Le chariot se renversa devant l’entrée du bureau administratif, presque
contre la porte laissée grande ouverte, soit autant que le permettait
l’encombrement de meubles. Les deux chroniqueurs après une forte
inspiration se baissèrent en même temps pour saisir ce monstre qu’était
la machine à écrire. Ils la firent entrer dans l’étroite pièce, non
sans efforts, et l’installèrent dans un coin dégagé de toute feuille.
Le meuble grinça en recevant cette charge de métal et de ressorts.
« Le livre de cuisine. » Demanda Quirinal d’un ton docte, d’autant plus
qu’il était fier d’avoir résolu leur problème. Vlad lui ouvrit le livre
à la page où était l’extrait de texte. Il attrapa au hasard une feuille
volante, l’inséra dans la machine, retira vivement ses doigts et après
un soupir de soulagement, avec prudence, il pressa une touche. La suite
de grincements atroces le fit bondir en arrière.
Enfin le travail commença. Le Libra ouvert, l’autre tome par-dessus, il
se mit à rédiger ce début de texte. La porte derrière eux se referma,
du fait d’un courant d’air qui battit en même temps l’ensemble du
papier entassé dans la pièce. Ils sursautèrent mais brave, le docteur
continua à taper sur les touches mécaniques de la machine. Le texte
baveux d’abord, à mesure qu’il séchait, prenait de plus en plus forme.
Avant qu’il ne comprenne, Quirinal avait couvert la page entière, il
tirait la feuille pour la remettre à l’envers et taper le verso. Et
ainsi pour la seconde page, pour la troisième, il les alignait à
présent sans peine de plus en plus vite, à mesure que les pages
s’accumulaient à côté d’eux. Mais aucun d’eux ne prêtait plus attention
au tas cohérent qui se formait. Ils étaient pris l’un sur l’épaule de
l’autre dans le mouvement de frappe de la machine, dans la succession
de lettres qui apparaissait.
Trop tard pour faire machine arrière : cette option n’était pas dans
les possibilités d’une machine à écrire. Les deux chroniqueurs se
regardèrent une fois encore, d’un air victorieux. Puis ils se
plongèrent dans le cliquetis de la machine qui alignait les mots et les
phrases, qui vibrait et grondait à chaque retour de ligne.
Aïo
Au point final le capitaine Kyrena de la CITL (Confédération
Internationale des Territoires Libres) retira son rapport de
l’imprimante. Il regarda sa montre puis par la fenêtre l’espace noir et
profond. À ce stade de la rotation la Lune apparaîtrait bientôt.

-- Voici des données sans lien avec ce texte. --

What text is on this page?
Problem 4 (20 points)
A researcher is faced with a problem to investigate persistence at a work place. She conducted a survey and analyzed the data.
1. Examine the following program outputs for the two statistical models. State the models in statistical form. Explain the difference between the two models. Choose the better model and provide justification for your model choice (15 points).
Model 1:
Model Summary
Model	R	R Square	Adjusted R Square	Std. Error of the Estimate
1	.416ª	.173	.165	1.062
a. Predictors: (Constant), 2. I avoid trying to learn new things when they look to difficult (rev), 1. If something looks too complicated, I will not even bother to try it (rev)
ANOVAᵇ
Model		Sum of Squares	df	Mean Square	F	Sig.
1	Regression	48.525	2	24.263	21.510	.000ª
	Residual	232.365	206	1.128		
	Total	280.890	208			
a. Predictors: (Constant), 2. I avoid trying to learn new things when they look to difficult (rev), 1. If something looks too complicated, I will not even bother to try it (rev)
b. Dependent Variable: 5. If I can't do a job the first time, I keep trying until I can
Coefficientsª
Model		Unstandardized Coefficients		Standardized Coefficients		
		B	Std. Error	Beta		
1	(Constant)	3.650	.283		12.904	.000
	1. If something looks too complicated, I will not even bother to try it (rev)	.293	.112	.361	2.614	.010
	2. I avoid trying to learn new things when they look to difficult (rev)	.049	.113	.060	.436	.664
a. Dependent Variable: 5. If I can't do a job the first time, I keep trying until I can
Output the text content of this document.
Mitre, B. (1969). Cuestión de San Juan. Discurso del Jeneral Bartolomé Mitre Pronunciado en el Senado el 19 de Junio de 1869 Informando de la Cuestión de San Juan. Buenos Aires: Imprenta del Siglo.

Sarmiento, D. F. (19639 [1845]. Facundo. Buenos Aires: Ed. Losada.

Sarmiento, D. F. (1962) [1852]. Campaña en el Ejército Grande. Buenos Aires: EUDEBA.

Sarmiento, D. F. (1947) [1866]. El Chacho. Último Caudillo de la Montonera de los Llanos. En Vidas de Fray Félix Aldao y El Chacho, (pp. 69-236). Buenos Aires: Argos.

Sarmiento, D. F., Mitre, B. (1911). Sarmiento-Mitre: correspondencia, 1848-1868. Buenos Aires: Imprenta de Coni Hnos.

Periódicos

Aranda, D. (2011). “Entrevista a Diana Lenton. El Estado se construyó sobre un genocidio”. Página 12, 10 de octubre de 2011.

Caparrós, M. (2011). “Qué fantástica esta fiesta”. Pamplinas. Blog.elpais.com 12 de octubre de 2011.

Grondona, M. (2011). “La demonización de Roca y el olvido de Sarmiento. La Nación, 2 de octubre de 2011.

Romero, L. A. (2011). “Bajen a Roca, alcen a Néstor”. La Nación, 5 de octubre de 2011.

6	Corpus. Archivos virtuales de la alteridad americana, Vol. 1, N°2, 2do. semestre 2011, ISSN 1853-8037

La porte de son bureau coulissa, laissant entrer le général Oïc.
- Vous êtes prêt, Kyrena ?
Le général ne prononçait pas le prénom correctement.
- Prêt, général.
- Vous serez trois. Le professeur Jean Valdes a travaillé autrefois au site B. C’est un expert biochimique, il vous sera utile.
- C’est lié au site B ?
- Bien sûr que c’est lié au site B.
Le capitaine soupira. Tout le monde était mort au site B. Le moins il
en saurait, le mieux il se porterait. Ce scientifique était une gêne.
Oïc s’était emparé de son rapport.
- Inutile de vous rappeler qu’en cas d’échec, nous nierons toute
implication. Une fois en mission, vous serez coupé du monde. Ne faites
confiance à personne.
Le général se retourna le dossier en mains pour partir. Kyrena l’interpella depuis la fenêtre. La Lune venait d’apparaître.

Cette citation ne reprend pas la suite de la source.